Foi maravilhoso. Tem uma coisa que converso muito com os atores, quando estamos trabalhando, que é poder dividir, e me pego muito nesse lugar. Quando estamos no set, muitas vezes, só temos uns aos outros. Na hora de gravar uma cena, ou me concentro, e foco na minha energia, ou pode não funcionar. Dividir esse protagonismo é muito importante, portanto. Afinal, todo personagem tem sua importância. Nesse sentido, dividimos tempo, vida, escolhas, trabalhamos muito junto. Teve muita discussão, os três, sobre como poderíamos colaborar com cada um desses personagens.
Como foi participar da construção de Todxs Nós? O quanto vocês, do elenco, puderam participar desse processo de criação?
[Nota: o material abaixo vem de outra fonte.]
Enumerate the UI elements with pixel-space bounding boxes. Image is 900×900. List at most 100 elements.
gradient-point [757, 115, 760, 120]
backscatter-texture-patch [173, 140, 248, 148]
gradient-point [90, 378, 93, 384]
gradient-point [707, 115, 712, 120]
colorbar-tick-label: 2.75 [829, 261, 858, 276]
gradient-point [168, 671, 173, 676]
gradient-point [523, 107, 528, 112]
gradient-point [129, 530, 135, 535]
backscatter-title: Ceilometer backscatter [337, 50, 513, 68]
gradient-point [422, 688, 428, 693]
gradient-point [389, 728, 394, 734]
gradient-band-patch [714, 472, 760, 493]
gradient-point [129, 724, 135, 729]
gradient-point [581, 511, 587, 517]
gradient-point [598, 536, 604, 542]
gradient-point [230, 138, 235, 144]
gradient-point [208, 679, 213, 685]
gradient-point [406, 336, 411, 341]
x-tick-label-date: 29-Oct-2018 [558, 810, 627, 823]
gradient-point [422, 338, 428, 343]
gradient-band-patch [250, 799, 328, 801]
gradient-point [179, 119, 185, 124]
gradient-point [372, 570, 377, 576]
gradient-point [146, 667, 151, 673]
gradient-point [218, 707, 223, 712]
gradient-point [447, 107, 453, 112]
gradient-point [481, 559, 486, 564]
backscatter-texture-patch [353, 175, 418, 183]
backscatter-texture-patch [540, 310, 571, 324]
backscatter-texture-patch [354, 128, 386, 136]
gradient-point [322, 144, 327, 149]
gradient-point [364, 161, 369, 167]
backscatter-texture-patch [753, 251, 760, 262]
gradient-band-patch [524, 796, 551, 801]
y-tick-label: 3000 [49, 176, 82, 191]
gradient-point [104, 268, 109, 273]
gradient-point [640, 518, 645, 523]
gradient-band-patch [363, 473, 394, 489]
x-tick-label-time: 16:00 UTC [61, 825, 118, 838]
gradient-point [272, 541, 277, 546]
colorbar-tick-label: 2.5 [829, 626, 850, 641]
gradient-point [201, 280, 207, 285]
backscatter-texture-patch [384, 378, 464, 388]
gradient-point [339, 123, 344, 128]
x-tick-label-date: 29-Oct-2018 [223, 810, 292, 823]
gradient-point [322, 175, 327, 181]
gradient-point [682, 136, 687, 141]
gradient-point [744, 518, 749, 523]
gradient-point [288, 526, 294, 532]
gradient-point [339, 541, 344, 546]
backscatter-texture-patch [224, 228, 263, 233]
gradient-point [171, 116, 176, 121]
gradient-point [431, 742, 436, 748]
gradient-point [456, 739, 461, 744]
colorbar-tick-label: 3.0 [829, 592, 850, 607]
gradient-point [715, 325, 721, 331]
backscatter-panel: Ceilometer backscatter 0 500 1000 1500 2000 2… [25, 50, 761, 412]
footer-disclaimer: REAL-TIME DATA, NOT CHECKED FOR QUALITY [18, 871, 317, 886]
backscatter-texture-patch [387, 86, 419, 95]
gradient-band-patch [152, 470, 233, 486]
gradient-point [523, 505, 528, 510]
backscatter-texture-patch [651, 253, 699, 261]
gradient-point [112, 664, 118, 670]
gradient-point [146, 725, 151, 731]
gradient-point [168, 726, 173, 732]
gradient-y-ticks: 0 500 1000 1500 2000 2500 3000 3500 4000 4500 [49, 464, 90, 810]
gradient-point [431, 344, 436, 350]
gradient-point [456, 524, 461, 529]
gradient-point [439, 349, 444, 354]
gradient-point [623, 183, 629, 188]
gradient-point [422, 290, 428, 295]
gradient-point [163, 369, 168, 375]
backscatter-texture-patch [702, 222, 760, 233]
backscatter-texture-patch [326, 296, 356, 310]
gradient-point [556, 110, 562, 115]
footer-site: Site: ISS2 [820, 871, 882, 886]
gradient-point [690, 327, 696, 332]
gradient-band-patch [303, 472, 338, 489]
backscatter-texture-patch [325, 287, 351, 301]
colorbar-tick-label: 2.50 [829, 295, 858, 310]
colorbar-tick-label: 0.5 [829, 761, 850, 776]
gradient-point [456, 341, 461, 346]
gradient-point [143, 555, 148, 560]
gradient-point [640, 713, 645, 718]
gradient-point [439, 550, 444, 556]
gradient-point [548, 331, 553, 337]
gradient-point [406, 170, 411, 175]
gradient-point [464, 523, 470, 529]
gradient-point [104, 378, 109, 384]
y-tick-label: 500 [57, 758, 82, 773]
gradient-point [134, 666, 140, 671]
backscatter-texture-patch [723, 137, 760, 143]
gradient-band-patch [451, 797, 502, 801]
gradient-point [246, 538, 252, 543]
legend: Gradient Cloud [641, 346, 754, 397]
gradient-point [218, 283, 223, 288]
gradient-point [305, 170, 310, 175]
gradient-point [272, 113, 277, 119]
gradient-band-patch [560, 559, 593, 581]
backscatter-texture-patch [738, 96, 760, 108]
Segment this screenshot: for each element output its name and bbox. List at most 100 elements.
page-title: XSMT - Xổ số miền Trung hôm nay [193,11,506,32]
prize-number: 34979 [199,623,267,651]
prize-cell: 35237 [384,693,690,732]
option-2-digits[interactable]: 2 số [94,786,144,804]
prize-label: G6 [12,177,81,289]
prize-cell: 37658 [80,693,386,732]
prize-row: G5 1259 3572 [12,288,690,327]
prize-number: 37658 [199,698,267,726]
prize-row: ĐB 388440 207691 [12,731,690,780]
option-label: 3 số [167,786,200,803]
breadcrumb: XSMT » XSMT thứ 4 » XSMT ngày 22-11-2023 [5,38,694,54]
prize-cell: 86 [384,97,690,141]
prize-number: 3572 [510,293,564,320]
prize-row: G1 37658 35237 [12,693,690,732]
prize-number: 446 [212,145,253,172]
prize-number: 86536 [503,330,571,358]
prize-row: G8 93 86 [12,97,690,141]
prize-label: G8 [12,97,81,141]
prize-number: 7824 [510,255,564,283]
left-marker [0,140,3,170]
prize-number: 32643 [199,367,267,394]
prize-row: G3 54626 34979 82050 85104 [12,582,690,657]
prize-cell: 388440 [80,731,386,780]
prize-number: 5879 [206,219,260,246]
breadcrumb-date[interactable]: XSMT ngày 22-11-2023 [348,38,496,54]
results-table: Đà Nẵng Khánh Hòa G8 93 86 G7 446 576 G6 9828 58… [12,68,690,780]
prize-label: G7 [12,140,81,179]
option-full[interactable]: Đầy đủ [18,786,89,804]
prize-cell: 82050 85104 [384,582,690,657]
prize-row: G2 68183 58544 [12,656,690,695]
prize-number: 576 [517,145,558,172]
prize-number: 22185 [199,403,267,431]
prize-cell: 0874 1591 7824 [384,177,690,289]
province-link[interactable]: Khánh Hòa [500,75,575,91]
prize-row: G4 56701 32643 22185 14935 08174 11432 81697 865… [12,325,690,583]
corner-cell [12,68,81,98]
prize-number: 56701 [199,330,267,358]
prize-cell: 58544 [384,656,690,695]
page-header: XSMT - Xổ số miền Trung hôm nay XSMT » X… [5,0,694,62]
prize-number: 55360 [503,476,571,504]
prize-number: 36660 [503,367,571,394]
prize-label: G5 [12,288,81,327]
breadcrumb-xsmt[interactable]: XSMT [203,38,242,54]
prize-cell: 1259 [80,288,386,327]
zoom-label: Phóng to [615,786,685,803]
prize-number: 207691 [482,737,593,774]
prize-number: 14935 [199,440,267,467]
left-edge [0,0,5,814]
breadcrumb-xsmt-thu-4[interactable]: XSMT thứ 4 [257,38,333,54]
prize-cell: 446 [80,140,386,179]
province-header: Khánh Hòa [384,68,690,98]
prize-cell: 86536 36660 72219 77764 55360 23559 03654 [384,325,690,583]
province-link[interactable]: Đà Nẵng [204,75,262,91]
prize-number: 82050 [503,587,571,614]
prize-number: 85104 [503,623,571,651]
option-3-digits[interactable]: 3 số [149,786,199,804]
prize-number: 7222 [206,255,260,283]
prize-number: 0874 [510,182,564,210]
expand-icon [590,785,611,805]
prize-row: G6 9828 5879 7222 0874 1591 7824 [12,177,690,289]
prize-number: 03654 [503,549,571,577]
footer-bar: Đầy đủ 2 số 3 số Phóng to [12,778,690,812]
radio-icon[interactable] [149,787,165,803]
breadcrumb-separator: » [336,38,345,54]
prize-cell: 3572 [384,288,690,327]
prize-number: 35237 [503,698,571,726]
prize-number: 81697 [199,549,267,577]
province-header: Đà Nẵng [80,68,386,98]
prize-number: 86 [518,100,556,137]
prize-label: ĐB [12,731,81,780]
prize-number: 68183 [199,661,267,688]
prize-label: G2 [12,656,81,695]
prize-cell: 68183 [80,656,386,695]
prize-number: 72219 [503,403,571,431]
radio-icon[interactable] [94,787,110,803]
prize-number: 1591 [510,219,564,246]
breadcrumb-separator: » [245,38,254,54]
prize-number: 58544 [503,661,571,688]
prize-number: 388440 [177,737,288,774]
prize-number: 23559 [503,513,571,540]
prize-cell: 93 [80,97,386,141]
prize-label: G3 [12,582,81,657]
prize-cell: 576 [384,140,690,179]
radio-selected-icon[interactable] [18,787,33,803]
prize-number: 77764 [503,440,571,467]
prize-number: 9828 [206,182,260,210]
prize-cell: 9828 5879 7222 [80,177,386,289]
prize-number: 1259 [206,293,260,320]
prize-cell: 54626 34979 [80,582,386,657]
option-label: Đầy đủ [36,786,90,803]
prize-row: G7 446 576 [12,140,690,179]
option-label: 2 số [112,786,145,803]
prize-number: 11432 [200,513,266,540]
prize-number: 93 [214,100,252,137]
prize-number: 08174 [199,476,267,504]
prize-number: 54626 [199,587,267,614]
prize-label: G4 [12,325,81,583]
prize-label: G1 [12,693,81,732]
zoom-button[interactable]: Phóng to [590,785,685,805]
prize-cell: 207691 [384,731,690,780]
Foi um processo muito horizontal. E fala com bastante sinceridade, pois muitas vezes não é assim que as coisas são. Acontece seguido de você receber o roteiro já pronto, e você tem apenas que ler o que está escrito, como se fosse algo imposto, sem acrescentar nada. Aqui, felizmente, não foi assim. A Vera e o Daniel falavam sempre para ficarmos à vontade para mudarmos o que fosse necessário, desde uma palavra, a maneira de dizer, ou até mesmo situações. O Vini é muito diferente de mim, para você ter uma ideia. Pensamos, agimos de maneiras distintas. Isso me colocou em muitos momentos em crise! Tipo, lia o roteiro, e pensava “sério que ele vai fazer isso?”. Eu questionava, levava essa preocupação adiante. O processo de preparação foi muito importante para delimitarmos esses lugares, sempre juntos.
Você precisou fazer algum tipo de laboratório? Teve algo que leu no roteiro que desconhecia, que precisou ir atrás de mais informações?
Tem todo um preparo de referências, que a própria série teve desde o começo e vinha já dos diretores. Enquanto linguagem, tive me acostumar com essa coisa da comédia dramática. Foi uma construção muito intuitiva. Pois era uma busca para entender esse corpo, de alguém que fazia teatro, mas que a cabeça era de exatas. A minha formação é completamente diferente. Mas, parte disso, já existia dentro de mim. Por isso mesmo, precisava trazer esses ruídos para a minha experiência, com memórias, observação de corpos que não estavam tão abertos. Veio muito da minha vivência, do que observava em amigos, colegas, gente que conhecia do curso de teatro… tudo isso veio à tona de um ou outro jeito, até que cheguei nesse Vini.
O que podemos esperar do Vini nos próximos episódios de Todxs Nós?
Olha, o Vini é um personagem muito divertido. Ele é ranzinza, reclama de tudo, está sempre meio de mau-humor. Por outro lado, é doce, tem uma ternura muito característica, demonstra a todo instante sua preocupação com as pessoas. Ele é muito próximo da Maia, e vai mostrar essa mesma empatia com e Rafa. É uma pessoa de verdade, que sofre e goza, que tira muita onda, que é ácido nos comentários. Mas, ao mesmo tempo, está aberto e envolvido numa grande transformação. Uma pessoa de verdade, que está realmente vivendo esse mundo tão frenético pelo qual todos nós passamos.
Num Brasil como o atual, com um governo de extrema-direita no poder, o que uma série como Todxs Nós representa?
Tenho pensado muito sobre isso, e da importância dessa série nesse momento. Estamos vivendo, no Brasil, um período de muito retrocesso, de assassinato dos nossos direitos. Acho que Todxs Nós traz uma possibilidade de uma nova vida, de perspectiva sobre como podemos encarar as coisas. Desde que recebi o roteiro, começou a me dar uma esperança, de alguma coisa que poderia transformar essa realidade que nos cerca. É importante que nós, e outros como a gente, tenha mais espaço, que essas pessoas estejam no protagonismo da dramaturgia. A nossa comunidade é imensa. Como as pessoas negras, que são maioria no Brasil, por exemplo. Estamos aqui, e não sairemos. A série vem como um raio de luz no meio de toda essa escuridão.